The many rooms of the Johannesburg Art Gallery devoted to the exhibition generally each contain one set of connected works, or, in the case of stand-alone video works, such as TKO (2000), a smaller antechamber. This arrangement operates well in the layout of the show, since the viewer can travel through it taking in complex and multivalent performance-based pieces documented by photographic prints and video, in their own context. Comparisons between different works, and seeking evidence of strands, themes and developments over time, tends to be an inevitable part of the retrospective approach however.
So it is that I was struck by the directness, subtlety and force of two early text-based works that stand at the entrance to the show: Sticks and Stones from 1998, and Ongetiteld (1999). Both deal in poignant ways with explicit racial, sexual and gender political issues. The former in particular, with the simplicity of a scrolling line of looped text on a video screen, is emotionally affecting and dramatically powerful, with its suggestion of an absent author/performer attesting to the liminality of life as a South African Coloured.
Leaving the particularity and simplicity of this approach behind in her practice however, the next major piece encountered is at the other end of the conceptual scale. The eponymous video work Waiting for God (2005-2011) is a long-form video landscape of a peri-urban park or orchard setting, with an anonymous city in the background. An indistinct figure engages, like Godot’s famous characters in the work referenced in the title, in futile, undirected activity in the midground. The work, shot entirely from a stationary camera, clocks in at a patience-testing 2h 37m. I wondered if anyone viewing it at the gallery had dared the entirety.
One of the better-known works is next, a splendidly arranged sequence of prints and video taking up the whole of one of the stately portrait chambers of the gallery. Lucie’s Fur (2003-4) is a complex, chaotic, lucid and idiosyncratic take on recreating archetypal Western creation myths. The centrepiece of the work is a video performance piece in which the artist fleshes out a carnivalesque central character, based on the first female African hominid, in this new mythos. She does so with the bright costuming, sexual and racial reference, and broad swathes of bawdy slapstick humour, that came to typify her work in many ways through the decade.
The arrangement of large prints of individual characters from the invented world of Lucie’s Fur which frame the video work in the JAG space is an approach seen in the earlier, neighbouring installation, Ciao Bella, from 2001.
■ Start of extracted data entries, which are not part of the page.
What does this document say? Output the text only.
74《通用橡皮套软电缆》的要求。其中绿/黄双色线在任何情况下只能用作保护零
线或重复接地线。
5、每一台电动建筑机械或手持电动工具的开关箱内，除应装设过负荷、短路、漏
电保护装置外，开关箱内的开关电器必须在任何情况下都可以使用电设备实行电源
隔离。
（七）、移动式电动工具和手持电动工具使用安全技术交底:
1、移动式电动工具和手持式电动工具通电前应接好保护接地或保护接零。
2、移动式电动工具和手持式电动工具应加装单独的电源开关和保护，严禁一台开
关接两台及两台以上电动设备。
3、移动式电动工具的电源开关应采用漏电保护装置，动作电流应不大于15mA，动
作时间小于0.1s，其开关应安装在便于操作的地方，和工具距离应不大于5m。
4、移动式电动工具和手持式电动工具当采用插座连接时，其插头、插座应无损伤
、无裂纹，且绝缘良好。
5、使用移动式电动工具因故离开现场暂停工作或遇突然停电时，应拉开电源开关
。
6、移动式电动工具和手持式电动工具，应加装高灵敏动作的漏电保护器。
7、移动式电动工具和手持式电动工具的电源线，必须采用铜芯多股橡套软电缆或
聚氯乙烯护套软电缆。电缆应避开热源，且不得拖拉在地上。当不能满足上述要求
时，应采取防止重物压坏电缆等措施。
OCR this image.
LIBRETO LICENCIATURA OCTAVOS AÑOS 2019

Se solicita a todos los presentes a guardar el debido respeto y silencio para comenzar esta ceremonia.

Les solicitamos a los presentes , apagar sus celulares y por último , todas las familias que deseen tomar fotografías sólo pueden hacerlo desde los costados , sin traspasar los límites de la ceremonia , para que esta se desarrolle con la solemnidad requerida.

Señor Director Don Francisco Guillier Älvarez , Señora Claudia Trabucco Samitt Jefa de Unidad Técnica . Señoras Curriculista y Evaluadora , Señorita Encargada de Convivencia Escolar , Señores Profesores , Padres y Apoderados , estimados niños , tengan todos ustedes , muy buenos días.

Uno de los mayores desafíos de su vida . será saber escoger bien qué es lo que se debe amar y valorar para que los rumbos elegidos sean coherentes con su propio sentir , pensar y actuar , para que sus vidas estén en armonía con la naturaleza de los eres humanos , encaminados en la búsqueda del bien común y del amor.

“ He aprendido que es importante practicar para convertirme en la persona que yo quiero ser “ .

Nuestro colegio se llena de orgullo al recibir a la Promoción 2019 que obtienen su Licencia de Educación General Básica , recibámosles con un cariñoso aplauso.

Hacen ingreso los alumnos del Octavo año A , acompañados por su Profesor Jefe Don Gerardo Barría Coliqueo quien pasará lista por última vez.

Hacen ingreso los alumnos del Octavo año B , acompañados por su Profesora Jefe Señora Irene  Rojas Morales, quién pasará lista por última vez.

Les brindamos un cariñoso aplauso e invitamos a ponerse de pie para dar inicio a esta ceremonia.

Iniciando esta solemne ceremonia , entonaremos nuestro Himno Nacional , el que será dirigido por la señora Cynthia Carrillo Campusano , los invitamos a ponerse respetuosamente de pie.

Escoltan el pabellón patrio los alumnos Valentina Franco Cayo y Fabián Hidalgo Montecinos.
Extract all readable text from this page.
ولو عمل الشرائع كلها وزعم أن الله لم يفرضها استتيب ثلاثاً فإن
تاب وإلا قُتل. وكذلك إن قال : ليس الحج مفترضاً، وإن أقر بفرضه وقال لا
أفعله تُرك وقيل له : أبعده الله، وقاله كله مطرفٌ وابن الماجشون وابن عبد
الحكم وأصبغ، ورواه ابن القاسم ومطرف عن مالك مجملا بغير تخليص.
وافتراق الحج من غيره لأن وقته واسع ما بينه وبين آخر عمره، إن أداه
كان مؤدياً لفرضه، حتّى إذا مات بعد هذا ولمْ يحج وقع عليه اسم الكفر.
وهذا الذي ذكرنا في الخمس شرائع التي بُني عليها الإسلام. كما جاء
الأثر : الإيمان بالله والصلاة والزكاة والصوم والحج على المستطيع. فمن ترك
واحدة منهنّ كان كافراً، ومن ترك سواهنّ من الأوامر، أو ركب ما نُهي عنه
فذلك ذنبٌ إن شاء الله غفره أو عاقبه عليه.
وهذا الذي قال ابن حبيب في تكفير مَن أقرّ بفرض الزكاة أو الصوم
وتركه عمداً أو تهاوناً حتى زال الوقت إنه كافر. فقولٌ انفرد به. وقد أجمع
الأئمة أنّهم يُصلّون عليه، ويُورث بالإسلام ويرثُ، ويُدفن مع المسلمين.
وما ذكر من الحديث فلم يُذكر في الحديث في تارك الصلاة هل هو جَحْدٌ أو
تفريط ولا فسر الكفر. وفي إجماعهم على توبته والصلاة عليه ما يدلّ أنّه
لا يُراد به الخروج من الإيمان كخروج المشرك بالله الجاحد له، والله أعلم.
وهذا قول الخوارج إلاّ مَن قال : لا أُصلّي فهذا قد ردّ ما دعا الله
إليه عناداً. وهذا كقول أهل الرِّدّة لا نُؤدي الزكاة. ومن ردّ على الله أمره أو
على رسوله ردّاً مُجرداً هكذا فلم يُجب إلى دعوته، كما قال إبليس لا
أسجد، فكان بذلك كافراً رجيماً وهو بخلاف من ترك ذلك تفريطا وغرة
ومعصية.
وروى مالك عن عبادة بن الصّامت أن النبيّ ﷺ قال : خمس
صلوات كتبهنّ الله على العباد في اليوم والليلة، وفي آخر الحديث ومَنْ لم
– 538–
The allegorical and faintly scurrilous religious framing is again apparent here, in the restaging of Christ’s Last Supper, that staple of religious painting since antiquity. A fascinating cast of strong women characters fade, zap, walk and declaim their way through a central video triptych in this work, viewable from a down-at-heel period sofa and chairs placed in front of it. There is a blind boxer punching herself, a resurrection of the 'Hottentot Venus' Sarah Baartman, a matronly mother, an erotically suggestive nun, a whore of Babylon… the list goes on. These female archetypes and characters take their place in a last supper that has much in common with the mad hatter’s tea party, with many similar truths contained in these figures and discourse of sex and madness that reveal themselves in this compelling work.
The semi-iconic 2001 print The Kiss is here as well of course, and, while it deserves its reputation as an iconoclastic image for the Western-dominated art establishment, it does not bear closer scrutiny, in my opinion, in the context of the much more complex and layered performance-based works around it. TKO, installed on its own, fares rather better. It is mysterious and compelling, partly in its opposition to the customary garish and brightly lit palette of most of the artist’s other work. The gutturality of the soundtrack adds to the effect of the work as primal and atavistic.
Two more recent video pieces conclude the show, What is it that makes today’s children so different, so appealing? (2005-2007) and The Cockpit (2008). The latter is another chaotic take on the crimes of organised religion, with a shambolic cast of characters eventually putting God on trial, with the sombrely South African suggestion of a necklacing for him as punishment.
Before these final works on the walk through the gallery however, is a large room devoted to an archive of the various influences, research and paraphernalia of the artist’s various performance pieces. In this case the archive, which can easily seem contrived when staged as part of a show, is of considerable interest. A strong didactic element appears in the material, a reminder that allegory, and carnival, while dissolute and anarchic traditionally, are always intended to illuminate.
Rose’s body of work is indeed strongest when it demonstrates this point, that, however idiosyncratic and anarchic it may appear, the carnival always points a finger at authority. The press release accompanying the show makes much of how Rose has taken on the canonical art world, upset the relation between the periphery of the art world and its canonical centres in Europe and the US. While this may be so, the show demonstrates also the artist’s strength at posing direct questions to power more broadly – in discourses of religion, race, sexuality – in a way that is sometimes impenetrably idiosyncratic but always urgent.